Au hasard Balthazar è un film del 1966 di Robert Bresson.
È il film “centrale” della sua filmografia, sia perché è il settimo su 13, quindi si colloca esattamente in mezzo tra i primi sei ed i successivi sei, sia perché rappresenta, in parole povere, un punto di svolta nella sua poetica che, inesorabilmente, scivola da una visione ottimistica a pessimistica della vita.
Sebbene venne accolto sia dalla critica che dal pubblico con pareri contrastanti, Godard ne rimase folgorato, Bergman invece lo definì “noioso”, è ad oggi considerato dai più come un film capolavoro/caposaldo del XX° sec.

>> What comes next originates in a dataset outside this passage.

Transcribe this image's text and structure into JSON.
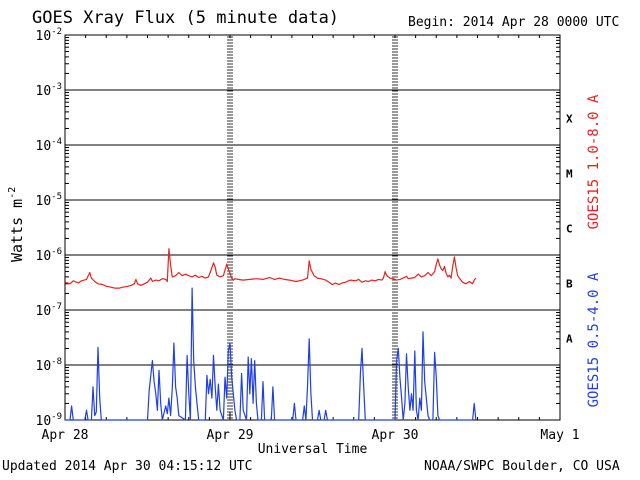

Au hasard Balthazar, effettivamente, disegna nuove prospettive e traiettorie nel campo della settima arte che saranno scuola ed esempio. Una peculiare scrittura di cinema intesa come scrittura delle immagini, scelte stilistiche, nuovi mezzi per veicolare un messaggio, ad esempio i dialoghi, invero qui assai scarni, che cedono il posto agli sguardi, ai gesti delle mani, alla fissità, alla scelta di figure retoriche spinte all’estremo, di sineddoche.
Sono decine e decine i cineasti debitori, o meglio, che si ispirarono o che tuttora si ispirano al cinema di Bresson, da Godard, appunto, a Bellocchio a Kaurismaki a Wes Anderson.
C’è quest’asino, Balthazar il “puro” (come tutti gli animali del resto) e la sua vita, nel corso degli anni, fatta di lavoro, botte, fatica e qualche carezza (di Marie). La sua vita che passa in mezzo alle miserie umane, alla crudeltà, l’avidità, nulla di buono sotto il sole.
Jacques e Marie son due bambini, che diverranno ragazzi nel corso di un decennio, lui le giura amore eterno fin da piccolo e mantiene la promessa, lei invece…
La recitazione è, a parer mio, piuttosto straniante, forse perché i personaggi sono connotati come “archetipi”, quindi, si rileva l’assenza di una caratterizzazione vera e propria. I personaggi sono perlopiù rappresentativi di un determinato modo di essere. C’è dunque il cattivo, l’avaro, il rassegnato, l’innamorato, l’inquieta e poi c’è lui Balthazar che invece è sempre uguale a se stesso…
Un pianoforte, ed il raglio di Balthazar (accoppiata geniale), aprono e chiudono il film, con un finale tra i più iconici e rappresentativi della storia del cinema.